The struggle for Black freedom, though, must continue whether there is media or not, when crowds number in the thousands or just a handful. The work is both visible and invisible; it requires skill, and heart. It was between 2016 and 2020 that the real work of building Black Lives Matter took shape in earnest. It was during this period that those for whom this was a momentary phase fell off, counter-organizers were exposed, and those with a real commitment stepped up. It was in this building phase, that we launched and intensified campaigns ranging from police accountability to #BlackXmas to #JackieLaceyMustGo, and readied ourselves for what was to come.

In April and May 2020, Black Lives Matter-Los Angeles pulled together the #BlackLADemands and assembled the #PeoplesBudgetLA coalition. For at least five years, BLMLA had issued the call to #DefundThePolice, to counter the Mayor of L.A.’s budget, which consistently spent more than 50% of the City’s general fund on LAPD. But it was following the excruciating, eight-minute-and-forty-six-second murder of #GeorgeFloyd at the hands of Minneapolis police when the “defund” demand became the clarion call.

On May 25, 2020, the world cracked wide open.

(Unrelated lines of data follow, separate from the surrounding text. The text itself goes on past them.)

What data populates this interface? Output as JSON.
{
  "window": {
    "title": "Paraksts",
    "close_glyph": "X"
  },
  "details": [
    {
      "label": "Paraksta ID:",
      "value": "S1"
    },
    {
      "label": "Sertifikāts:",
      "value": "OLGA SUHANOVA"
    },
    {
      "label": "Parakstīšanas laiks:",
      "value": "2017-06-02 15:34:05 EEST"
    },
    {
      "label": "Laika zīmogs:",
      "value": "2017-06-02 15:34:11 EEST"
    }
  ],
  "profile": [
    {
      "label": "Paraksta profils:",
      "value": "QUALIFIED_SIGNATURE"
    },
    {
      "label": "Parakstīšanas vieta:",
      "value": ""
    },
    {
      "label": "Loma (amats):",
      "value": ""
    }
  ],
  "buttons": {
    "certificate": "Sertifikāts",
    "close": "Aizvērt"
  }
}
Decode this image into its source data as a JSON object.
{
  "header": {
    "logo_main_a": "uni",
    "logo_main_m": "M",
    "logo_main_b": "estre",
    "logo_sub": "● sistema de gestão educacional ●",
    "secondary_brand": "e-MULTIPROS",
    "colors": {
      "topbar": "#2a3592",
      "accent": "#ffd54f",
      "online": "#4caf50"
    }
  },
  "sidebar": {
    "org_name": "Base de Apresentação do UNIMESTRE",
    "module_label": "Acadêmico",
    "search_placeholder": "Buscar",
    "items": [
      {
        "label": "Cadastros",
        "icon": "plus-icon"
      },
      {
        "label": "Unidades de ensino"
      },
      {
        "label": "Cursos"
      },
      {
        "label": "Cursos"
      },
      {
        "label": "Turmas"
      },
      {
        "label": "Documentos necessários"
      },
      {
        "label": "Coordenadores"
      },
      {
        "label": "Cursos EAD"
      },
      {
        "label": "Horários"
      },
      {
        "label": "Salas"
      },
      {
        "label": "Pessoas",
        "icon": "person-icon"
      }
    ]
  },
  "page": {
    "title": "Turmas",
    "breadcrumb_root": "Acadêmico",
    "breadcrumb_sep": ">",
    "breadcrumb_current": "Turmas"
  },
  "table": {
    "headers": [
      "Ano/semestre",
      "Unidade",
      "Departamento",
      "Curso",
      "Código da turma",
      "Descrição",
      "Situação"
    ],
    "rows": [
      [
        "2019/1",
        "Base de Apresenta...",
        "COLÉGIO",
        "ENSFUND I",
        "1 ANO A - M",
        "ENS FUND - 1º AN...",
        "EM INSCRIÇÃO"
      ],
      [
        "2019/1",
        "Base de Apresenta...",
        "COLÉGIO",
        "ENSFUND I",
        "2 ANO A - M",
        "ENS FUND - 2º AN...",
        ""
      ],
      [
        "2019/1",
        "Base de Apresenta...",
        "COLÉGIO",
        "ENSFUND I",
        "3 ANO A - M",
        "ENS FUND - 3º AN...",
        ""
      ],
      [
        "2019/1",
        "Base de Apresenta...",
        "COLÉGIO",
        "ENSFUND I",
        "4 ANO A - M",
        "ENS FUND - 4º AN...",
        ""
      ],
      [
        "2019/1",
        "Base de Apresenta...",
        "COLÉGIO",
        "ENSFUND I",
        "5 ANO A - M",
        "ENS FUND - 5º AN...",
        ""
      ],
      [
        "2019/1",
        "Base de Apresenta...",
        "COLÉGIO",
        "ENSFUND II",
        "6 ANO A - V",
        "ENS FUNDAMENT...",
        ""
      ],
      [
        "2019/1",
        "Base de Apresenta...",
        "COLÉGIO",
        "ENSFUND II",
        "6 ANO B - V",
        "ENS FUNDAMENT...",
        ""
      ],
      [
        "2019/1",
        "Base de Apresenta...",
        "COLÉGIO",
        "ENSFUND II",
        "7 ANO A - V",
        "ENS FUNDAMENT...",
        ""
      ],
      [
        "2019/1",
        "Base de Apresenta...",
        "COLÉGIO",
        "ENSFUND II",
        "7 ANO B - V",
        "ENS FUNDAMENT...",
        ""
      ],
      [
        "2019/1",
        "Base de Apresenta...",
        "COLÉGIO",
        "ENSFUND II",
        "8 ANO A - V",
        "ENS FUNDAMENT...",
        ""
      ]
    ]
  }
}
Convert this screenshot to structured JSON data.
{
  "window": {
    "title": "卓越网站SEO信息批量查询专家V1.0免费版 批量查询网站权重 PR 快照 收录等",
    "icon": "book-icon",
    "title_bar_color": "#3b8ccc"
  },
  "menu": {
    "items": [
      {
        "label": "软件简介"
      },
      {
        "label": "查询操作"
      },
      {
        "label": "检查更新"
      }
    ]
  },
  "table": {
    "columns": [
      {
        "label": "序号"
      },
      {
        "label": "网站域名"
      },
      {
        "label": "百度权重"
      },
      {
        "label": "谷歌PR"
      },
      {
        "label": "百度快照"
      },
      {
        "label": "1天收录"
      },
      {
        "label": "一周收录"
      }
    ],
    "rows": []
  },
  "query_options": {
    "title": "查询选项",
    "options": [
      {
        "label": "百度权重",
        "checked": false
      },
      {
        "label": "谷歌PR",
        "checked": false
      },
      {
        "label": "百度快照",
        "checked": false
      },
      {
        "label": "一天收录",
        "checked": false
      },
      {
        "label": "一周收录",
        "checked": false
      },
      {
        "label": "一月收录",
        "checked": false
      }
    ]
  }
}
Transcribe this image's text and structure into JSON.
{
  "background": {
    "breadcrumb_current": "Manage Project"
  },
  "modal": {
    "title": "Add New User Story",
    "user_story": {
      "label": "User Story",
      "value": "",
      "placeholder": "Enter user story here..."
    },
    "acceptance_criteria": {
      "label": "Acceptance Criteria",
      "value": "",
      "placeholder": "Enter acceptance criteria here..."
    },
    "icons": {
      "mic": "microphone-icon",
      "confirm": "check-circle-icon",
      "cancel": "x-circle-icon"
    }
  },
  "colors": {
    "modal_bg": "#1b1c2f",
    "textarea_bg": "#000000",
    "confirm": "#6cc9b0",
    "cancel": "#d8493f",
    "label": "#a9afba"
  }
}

Black people, especially, felt viscerally what was meant when we said that “the system of American policing descends from slave-catching,” as the souls of every evil forebear shown through the face of Officer Derrick Chauvin as he defiantly shoved his knee in the neck of our Brother George and held it there.

As the breath was stolen from George Floyd’s lungs, his Spirit arose, joining Breonna, and Ahmaud, and Sean, and AJ, and Wakiesha, and Kendrec, and Rekia, and Tamir, and Andrew, and Redel, and Michelle, and Oscar, and, and, and … and shook awake all of the Black folks who had grown weary of movement work, and commanded more of non-Black folks who once thought it enough to not be active racists.

The world has cracked wide open.

Black Lives Matter has been doing the work for seven years. We have been disrupting White supremacy and building Black community. We have been doing work that is visible and invisible. We have been writing, and thinking, and healing, and organizing, and loving, and readying ourselves for this particular moment. For this movement-moment, for the coming radical change, for the realization of our Ancestors’ wildest dreams. For this chance to transform the world, for this ushering in of Black freedom.

The world has cracked wide open.

July 13, 2020, will mark the seventh anniversary of Black Lives Matter. Seven years ago, we pledged to build “a movement not a moment,” only imagining this movement-moment, only freedom-dreaming of the victories that are manifesting all around us. On this seventh anniversary, we continue to step out on faith, with courageous discipline, expansive vision, and immeasurable love for our people, committing ourselves with our whole selves to the struggle and to serving as the diviners of change.